There is always story and feeling that we explore and put across in each collections. We reference and communicate with what is happening around us on social, cultural or geopolitical scale. ITs important to us to always ask what is making our brand different from others. I think with us the clothes always tell story, story of oceans, story of heatwave or of a nostalgic feeling that we have picked up from your own childhoods. Clothes are very personal and its important they encourage the wearer. Its also important to us to make mistakes on the way and to be curios to find and search for right shape or material. We are more and more interested in how to present something as its opposite for example we explore denim as a materials through different means, such as creating a denim look and feel through silk. Play on the illusions and perceptions. Lately our clothes have become more fluid and soft.
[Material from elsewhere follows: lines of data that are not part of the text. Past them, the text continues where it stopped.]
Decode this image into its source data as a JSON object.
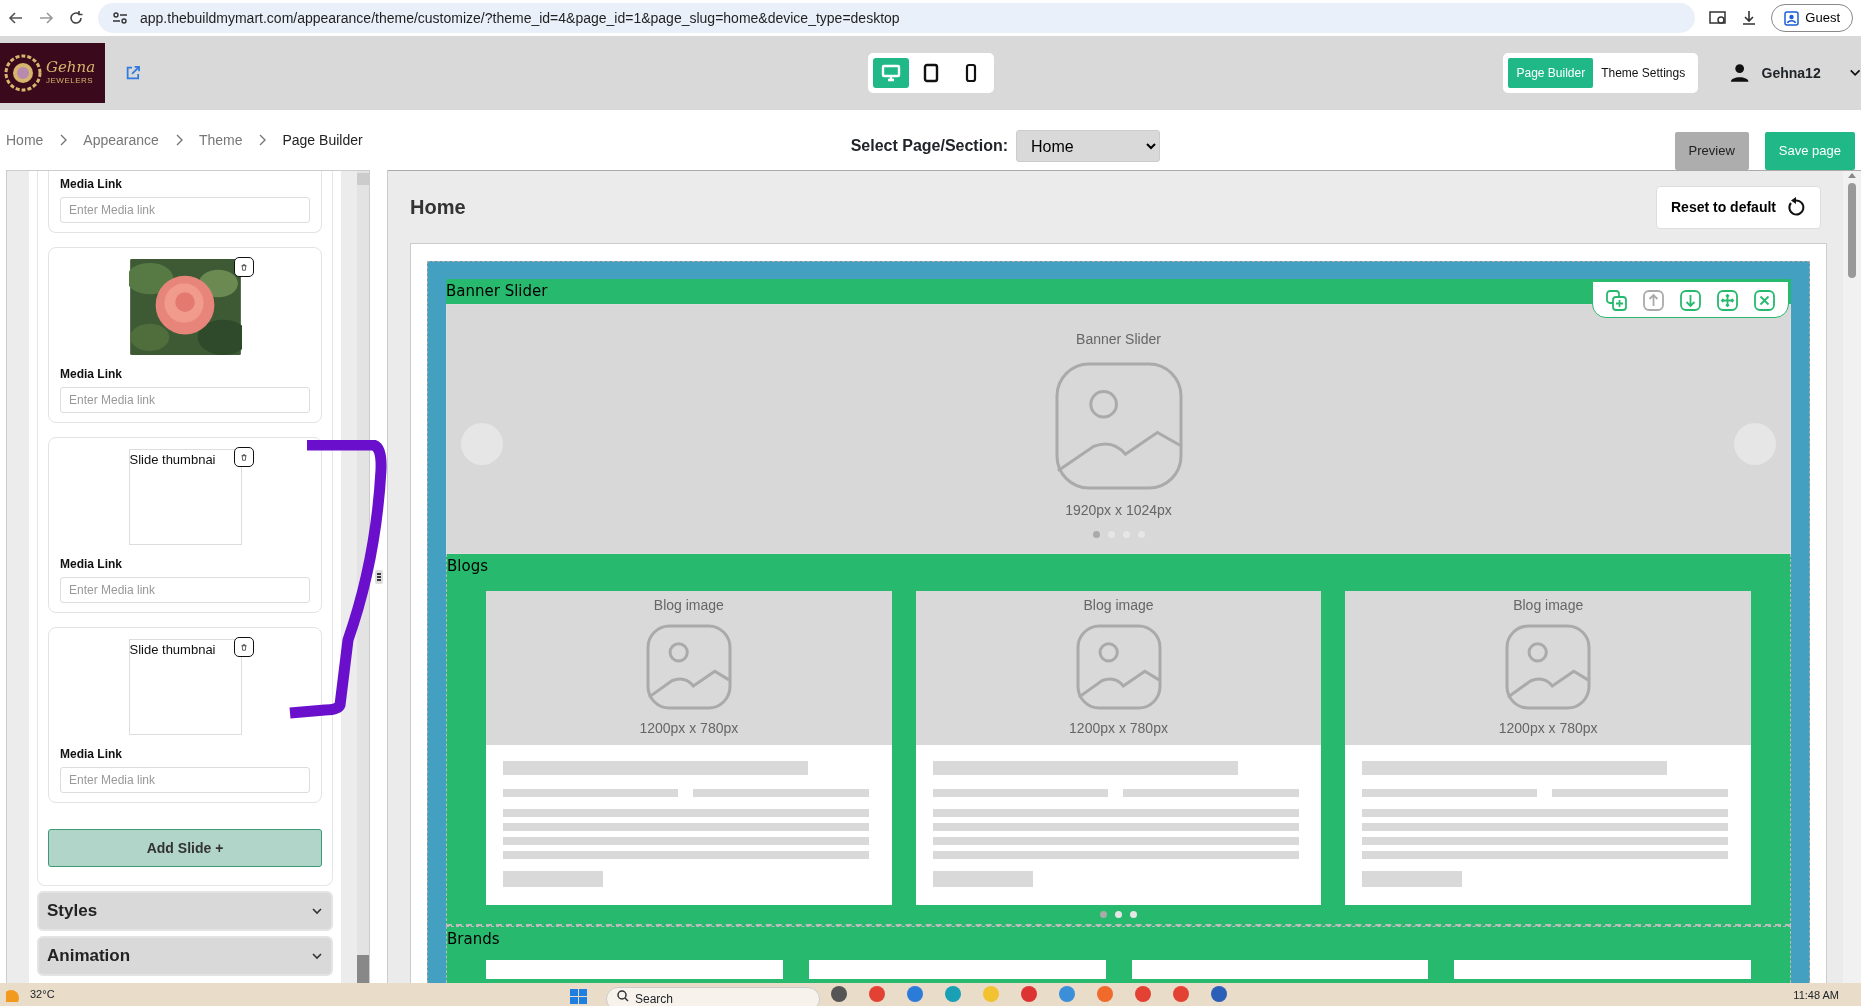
{
  "browser": {
    "url": "app.thebuildmymart.com/appearance/theme/customize/?theme_id=4&page_id=1&page_slug=home&device_type=desktop",
    "profile": "Guest"
  },
  "header": {
    "logo_name": "Gehna",
    "logo_tagline": "JEWELERS",
    "devices": [
      {
        "kind": "desktop",
        "selected": true
      },
      {
        "kind": "tablet",
        "selected": false
      },
      {
        "kind": "mobile",
        "selected": false
      }
    ],
    "modes": [
      {
        "label": "Page Builder",
        "selected": true
      },
      {
        "label": "Theme Settings",
        "selected": false
      }
    ],
    "user": "Gehna12"
  },
  "breadcrumb": [
    "Home",
    "Appearance",
    "Theme",
    "Page Builder"
  ],
  "page_select": {
    "label": "Select Page/Section:",
    "value": "Home"
  },
  "actions": [
    {
      "label": "Preview",
      "kind": "secondary"
    },
    {
      "label": "Save page",
      "kind": "primary"
    }
  ],
  "sidebar": {
    "slides": [
      {
        "kind": "link",
        "label": "Media Link",
        "placeholder": "Enter Media link"
      },
      {
        "kind": "picture",
        "label": "Media Link",
        "placeholder": "Enter Media link"
      },
      {
        "kind": "broken",
        "alt": "Slide thumbnai",
        "label": "Media Link",
        "placeholder": "Enter Media link"
      },
      {
        "kind": "broken",
        "alt": "Slide thumbnai",
        "label": "Media Link",
        "placeholder": "Enter Media link"
      }
    ],
    "add_button": "Add Slide +",
    "accordions": [
      {
        "label": "Styles",
        "expanded": false
      },
      {
        "label": "Animation",
        "expanded": false
      }
    ]
  },
  "canvas": {
    "title": "Home",
    "reset_button": "Reset to default",
    "toolbar": [
      {
        "kind": "duplicate",
        "disabled": false
      },
      {
        "kind": "up",
        "disabled": true
      },
      {
        "kind": "down",
        "disabled": false
      },
      {
        "kind": "move",
        "disabled": false
      },
      {
        "kind": "remove",
        "disabled": false
      }
    ],
    "sections": [
      {
        "kind": "banner",
        "label": "Banner Slider",
        "caption": "Banner Slider",
        "size": "1920px x 1024px",
        "dots": [
          {
            "selected": true
          },
          {
            "selected": false
          },
          {
            "selected": false
          },
          {
            "selected": false
          }
        ]
      },
      {
        "kind": "blogs",
        "label": "Blogs",
        "cards": [
          {
            "caption": "Blog image",
            "size": "1200px x 780px"
          },
          {
            "caption": "Blog image",
            "size": "1200px x 780px"
          },
          {
            "caption": "Blog image",
            "size": "1200px x 780px"
          }
        ],
        "dots": [
          {
            "selected": true
          },
          {
            "selected": false
          },
          {
            "selected": false
          }
        ]
      },
      {
        "kind": "brands",
        "label": "Brands",
        "cards": [
          {
            "kind": "empty"
          },
          {
            "kind": "empty"
          },
          {
            "kind": "empty"
          },
          {
            "kind": "empty"
          }
        ]
      }
    ]
  },
  "taskbar": {
    "weather": "32°C",
    "search_placeholder": "Search",
    "time": "11:48 AM"
  }
}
Draping across the body.

I know that you have altered your production in order to eliminate the usage of plastic and start incorporating the use of recycled materials, can you please talk a little bit about what does it mean to be responsible in this industry, and what responsibilities do you think you have as contemporary designers?
We think its important to view our environmental impact as a brand and a business beyond the end product, in the hype to making recycled cloths most people ignore the environmental cost of everyday business running such as shipping, wrapping, packaging etc. We have made a shift about a year ago turning all our Ecom packaging to recycled, we have eliminated plastic wrapping, garments bags and packaging and are taking steps within our microcosms of the studio to recycle, promote zero waste and think creatively about up-cycling and reusing of old wasted stock and fabrics.

As creatives its important to us that our commitment to environmental footprint does not cost us our creative vision or our support of local craft and skill so it is not necessarily to bulk cancelation of one synthetic fibre or another but the creative approach to one, trying to support and reinvent existing product and textile and to create an end product that would feel personal to the consumer. One they will not discard with easily but cherish, protect and enjoy for long. This of course means we have a commitment to the exploration of textile and its endurance and prefer to use materials that will keep form colour and shape for longer or work into the early design the purpose of materials that would change, fade and shift with time.

We struggle with the ide of activists who are calling to cancel fashion week. we feel that it is an unfair call detached form the reality of what fashion week is. We view it as a stage for creativity in fact there is no deference between a fashion show at 180 strand or an art installation at Tate or a theatre show or a concert. Its an expression of creative production giving life to new ideas and stage to millions of people’s work and livelihood. there is no doubt that the Fashion industry has a long way to go but we believe in the power of positivity, our best achievements as society where made through positive thinking, ambition, and innovation and we believe this is the best way forward to bring real change. We have seen the industry changing from one side to another and we have done ourselves as a business and individuals, cutting all animal skin and fur from our collection a few years ago and this year focusing on plastic waste, recycling and up-cycling. Its important that we all understand our power of change, and start from our privet consumption habits focusing on the positive.